Two points to remember when rehabilitating a body part is:

1. If the patient walks in with a pain of 3 and during therapy the pain increases to 6, after 2 hrs the pain needs to go back to 3-4/10, if the high pain persists then the rehab was too aggressive

2. Also, if after the rehabilitation, the swelling increases in the joint, that is a sign of excessive aggressive rehab and needs to be tempered.

The other type of pain is Neuropathic pain. With this type of pain, regular analgesics does not work, but Amitriptyline, Gabapentin is helpful, Topical agents may or may not help. Note, this pain occurs due to nerve entrapment, and these medications help mitigate than just pain killers. Gabapentin is thought to work by affecting neurotransmitters in the brain, helping regulate anxiety and stress responses in the brain, by increasing levels that cause a calming effect, thus relaxing the nerves.

Stress management and the psychology of pain.

The behavior that an individual demonstrates in response to painful stimulus is an adaptive behavior that involves learning and memory.

These memories of pain may result in stress, which can add to the complex living situation, causing a cycle of pain leading to stress which influences and enhances the perception of pain.

Thus, biofeedback and management of stress, mindfulness training all go a long way in the management of pain and rehabilitating it.

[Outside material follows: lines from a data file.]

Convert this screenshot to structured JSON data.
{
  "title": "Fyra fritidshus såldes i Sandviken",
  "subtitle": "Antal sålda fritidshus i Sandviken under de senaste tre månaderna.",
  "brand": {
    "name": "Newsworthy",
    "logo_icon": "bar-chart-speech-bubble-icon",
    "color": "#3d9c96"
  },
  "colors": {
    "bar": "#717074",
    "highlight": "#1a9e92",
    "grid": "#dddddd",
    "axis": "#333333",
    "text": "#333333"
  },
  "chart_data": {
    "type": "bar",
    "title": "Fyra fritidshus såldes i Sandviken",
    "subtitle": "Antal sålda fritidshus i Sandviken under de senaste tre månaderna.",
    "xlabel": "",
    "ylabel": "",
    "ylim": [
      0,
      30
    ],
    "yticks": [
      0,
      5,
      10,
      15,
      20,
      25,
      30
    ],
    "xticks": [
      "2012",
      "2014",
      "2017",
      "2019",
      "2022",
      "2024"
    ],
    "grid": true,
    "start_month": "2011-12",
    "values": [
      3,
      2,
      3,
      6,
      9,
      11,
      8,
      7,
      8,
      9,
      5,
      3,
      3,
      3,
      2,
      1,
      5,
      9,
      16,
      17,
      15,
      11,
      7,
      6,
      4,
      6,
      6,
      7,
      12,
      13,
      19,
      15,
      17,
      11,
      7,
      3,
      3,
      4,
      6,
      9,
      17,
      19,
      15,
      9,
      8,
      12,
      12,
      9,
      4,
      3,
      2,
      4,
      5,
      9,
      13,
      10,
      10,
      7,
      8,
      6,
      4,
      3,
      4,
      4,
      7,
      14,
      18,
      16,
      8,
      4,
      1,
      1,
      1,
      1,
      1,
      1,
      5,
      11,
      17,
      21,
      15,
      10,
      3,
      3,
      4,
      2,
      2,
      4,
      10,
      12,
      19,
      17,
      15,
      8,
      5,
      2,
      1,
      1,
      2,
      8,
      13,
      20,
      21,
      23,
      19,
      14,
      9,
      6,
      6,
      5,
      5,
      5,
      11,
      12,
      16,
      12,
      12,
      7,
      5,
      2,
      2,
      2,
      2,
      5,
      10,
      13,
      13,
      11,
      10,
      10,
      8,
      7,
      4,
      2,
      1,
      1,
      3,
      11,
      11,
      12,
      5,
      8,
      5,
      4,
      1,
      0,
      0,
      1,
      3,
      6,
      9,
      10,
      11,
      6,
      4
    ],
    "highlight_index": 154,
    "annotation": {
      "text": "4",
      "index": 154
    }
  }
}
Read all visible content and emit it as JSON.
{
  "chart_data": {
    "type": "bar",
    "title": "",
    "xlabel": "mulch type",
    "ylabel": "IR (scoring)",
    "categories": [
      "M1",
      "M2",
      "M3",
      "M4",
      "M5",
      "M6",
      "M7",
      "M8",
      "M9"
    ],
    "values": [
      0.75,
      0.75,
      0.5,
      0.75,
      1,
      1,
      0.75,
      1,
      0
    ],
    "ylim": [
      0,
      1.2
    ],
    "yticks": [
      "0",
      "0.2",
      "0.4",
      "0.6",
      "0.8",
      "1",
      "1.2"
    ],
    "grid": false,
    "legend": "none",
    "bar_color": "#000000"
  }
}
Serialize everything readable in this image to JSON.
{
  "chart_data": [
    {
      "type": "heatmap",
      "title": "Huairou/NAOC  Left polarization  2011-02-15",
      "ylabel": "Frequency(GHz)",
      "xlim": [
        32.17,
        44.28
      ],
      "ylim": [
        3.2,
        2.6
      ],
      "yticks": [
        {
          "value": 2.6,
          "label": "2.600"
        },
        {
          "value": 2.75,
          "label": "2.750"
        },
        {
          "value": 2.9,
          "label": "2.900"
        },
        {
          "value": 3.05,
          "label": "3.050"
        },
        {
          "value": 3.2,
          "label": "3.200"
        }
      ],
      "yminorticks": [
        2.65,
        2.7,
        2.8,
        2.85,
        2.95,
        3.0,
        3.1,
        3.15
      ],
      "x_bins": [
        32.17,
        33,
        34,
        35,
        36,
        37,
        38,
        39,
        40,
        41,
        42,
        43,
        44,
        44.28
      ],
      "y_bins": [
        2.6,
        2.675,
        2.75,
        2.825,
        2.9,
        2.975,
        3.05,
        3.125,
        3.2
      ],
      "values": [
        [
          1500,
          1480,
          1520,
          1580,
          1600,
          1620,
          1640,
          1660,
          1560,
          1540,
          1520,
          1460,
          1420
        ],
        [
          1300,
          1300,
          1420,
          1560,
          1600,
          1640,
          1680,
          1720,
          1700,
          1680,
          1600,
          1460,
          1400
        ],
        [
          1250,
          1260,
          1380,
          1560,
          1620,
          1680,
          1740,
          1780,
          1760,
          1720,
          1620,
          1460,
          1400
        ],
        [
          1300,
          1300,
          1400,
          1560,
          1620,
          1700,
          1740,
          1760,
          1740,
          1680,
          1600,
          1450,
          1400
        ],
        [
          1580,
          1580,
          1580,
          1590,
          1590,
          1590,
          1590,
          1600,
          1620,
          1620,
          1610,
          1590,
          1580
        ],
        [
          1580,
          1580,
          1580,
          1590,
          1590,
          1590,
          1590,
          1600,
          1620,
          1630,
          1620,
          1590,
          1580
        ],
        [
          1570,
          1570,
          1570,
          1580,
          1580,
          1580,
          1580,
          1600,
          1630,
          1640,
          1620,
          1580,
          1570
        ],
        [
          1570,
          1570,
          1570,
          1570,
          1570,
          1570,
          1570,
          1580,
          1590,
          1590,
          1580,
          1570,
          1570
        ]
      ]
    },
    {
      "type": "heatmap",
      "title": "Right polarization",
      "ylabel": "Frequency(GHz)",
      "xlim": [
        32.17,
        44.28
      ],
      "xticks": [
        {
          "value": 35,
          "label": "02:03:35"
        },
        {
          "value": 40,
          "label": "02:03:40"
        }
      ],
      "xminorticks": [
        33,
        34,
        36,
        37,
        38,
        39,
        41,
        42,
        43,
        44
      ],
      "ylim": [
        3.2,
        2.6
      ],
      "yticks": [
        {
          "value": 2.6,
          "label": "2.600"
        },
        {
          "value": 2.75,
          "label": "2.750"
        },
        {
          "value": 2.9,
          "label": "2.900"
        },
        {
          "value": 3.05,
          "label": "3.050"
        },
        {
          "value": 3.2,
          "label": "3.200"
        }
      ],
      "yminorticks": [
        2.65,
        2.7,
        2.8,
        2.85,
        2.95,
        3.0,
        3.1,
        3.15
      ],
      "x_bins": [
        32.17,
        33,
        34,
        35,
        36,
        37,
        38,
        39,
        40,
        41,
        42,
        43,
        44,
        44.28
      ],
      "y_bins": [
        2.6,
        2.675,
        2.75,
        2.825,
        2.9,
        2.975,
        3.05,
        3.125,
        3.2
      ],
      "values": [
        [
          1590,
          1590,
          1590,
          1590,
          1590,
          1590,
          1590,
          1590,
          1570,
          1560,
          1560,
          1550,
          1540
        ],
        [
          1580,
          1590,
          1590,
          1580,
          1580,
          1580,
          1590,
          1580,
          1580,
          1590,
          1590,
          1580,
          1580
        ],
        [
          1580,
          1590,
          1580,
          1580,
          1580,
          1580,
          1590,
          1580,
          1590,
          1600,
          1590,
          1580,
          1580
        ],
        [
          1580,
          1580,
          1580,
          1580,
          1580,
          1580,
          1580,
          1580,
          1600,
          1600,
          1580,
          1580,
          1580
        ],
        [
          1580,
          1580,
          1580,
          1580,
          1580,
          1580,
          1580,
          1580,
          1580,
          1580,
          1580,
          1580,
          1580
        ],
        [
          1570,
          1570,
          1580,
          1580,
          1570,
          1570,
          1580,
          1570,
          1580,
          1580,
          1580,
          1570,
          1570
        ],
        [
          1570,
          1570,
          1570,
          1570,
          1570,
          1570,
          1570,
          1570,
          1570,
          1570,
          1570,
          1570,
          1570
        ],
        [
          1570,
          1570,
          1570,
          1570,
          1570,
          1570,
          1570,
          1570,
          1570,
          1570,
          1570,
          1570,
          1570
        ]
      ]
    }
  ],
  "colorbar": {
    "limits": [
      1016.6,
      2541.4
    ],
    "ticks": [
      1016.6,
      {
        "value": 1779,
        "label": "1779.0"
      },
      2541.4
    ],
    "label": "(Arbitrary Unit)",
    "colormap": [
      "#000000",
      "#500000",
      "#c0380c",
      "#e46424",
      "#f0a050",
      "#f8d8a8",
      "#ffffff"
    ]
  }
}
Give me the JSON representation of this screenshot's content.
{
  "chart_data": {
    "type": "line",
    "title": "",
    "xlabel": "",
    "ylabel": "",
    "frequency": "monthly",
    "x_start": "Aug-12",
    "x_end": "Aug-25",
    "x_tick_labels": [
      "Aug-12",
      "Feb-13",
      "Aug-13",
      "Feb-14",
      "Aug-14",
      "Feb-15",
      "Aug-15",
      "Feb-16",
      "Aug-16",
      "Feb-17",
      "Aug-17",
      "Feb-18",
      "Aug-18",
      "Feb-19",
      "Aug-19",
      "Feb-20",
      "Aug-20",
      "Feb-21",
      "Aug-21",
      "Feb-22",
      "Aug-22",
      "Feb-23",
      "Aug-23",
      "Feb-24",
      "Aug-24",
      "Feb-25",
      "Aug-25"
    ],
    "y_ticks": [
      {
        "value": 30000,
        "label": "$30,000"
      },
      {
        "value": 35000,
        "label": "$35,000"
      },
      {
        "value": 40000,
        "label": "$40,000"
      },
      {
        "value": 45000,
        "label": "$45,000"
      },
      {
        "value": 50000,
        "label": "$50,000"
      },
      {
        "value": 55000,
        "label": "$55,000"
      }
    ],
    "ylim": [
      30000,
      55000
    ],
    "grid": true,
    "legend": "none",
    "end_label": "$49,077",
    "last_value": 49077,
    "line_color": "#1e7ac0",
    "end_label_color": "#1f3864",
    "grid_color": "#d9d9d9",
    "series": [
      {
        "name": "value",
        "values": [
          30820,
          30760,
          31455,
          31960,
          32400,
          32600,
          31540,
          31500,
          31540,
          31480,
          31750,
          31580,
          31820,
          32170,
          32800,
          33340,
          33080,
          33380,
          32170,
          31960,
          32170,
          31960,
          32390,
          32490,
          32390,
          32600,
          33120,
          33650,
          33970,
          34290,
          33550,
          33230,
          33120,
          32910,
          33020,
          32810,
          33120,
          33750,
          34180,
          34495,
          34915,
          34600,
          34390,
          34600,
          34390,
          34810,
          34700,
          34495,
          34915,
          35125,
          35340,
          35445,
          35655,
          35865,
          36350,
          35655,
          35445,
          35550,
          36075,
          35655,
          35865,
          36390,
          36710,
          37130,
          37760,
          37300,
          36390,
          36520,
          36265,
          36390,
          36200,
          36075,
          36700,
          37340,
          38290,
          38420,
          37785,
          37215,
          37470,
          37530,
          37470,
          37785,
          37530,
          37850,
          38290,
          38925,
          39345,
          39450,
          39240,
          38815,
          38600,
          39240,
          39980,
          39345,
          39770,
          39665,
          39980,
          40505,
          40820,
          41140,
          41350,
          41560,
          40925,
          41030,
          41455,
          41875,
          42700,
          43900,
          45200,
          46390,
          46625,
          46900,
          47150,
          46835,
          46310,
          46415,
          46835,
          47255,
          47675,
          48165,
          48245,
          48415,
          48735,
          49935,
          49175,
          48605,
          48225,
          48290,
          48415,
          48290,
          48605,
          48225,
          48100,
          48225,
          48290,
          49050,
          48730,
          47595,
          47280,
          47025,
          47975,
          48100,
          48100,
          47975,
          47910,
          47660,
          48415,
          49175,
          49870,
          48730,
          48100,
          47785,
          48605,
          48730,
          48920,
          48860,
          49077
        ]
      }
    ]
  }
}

How Therapy Helps Manage Pain: Understanding Postural and Muscle Imbalances

When you are dealing with pain, it is not just about the area that hurts—it is about how your whole body is reacting. In therapy, we go beyond just addressing the pain itself. We assess how the body’s neural tissues are responding, and that often means looking at things like postural changes, muscle imbalances, and dysfunctions.

For example, pain can cause your posture to shift in a way that puts more strain on other parts of your body, leading to further discomfort. These changes can be subtle, like a slight tilt in your shoulders or an arch in your back that you did not even notice. But over time, they can become a bigger problem. We also look at active and passive dysfunctions, which are essentially ways your muscles and joints aren’t working like they should. Trigger points—those tight, painful spots in muscles—are also a key focus, as they can cause a lot of discomfort.

Myofascial pain, which involves pain in the muscles and connective tissues, is another common culprit. But here is the thing—just treating the pain will not get you far if we do not address the underlying causes. That is why treatment is customized based on the assessment. Whether it is through stretching, strengthening, or manual therapy, the goal is to fix what’s causing the pain so that you can get back to living your best life, pain-free.

Remember

Severe pain if not managed in the early phase of the injury process may result in persistent pain and disability in the long run which will cause psychosocial problems. Thus, deal with pain head on to avoid long term problems.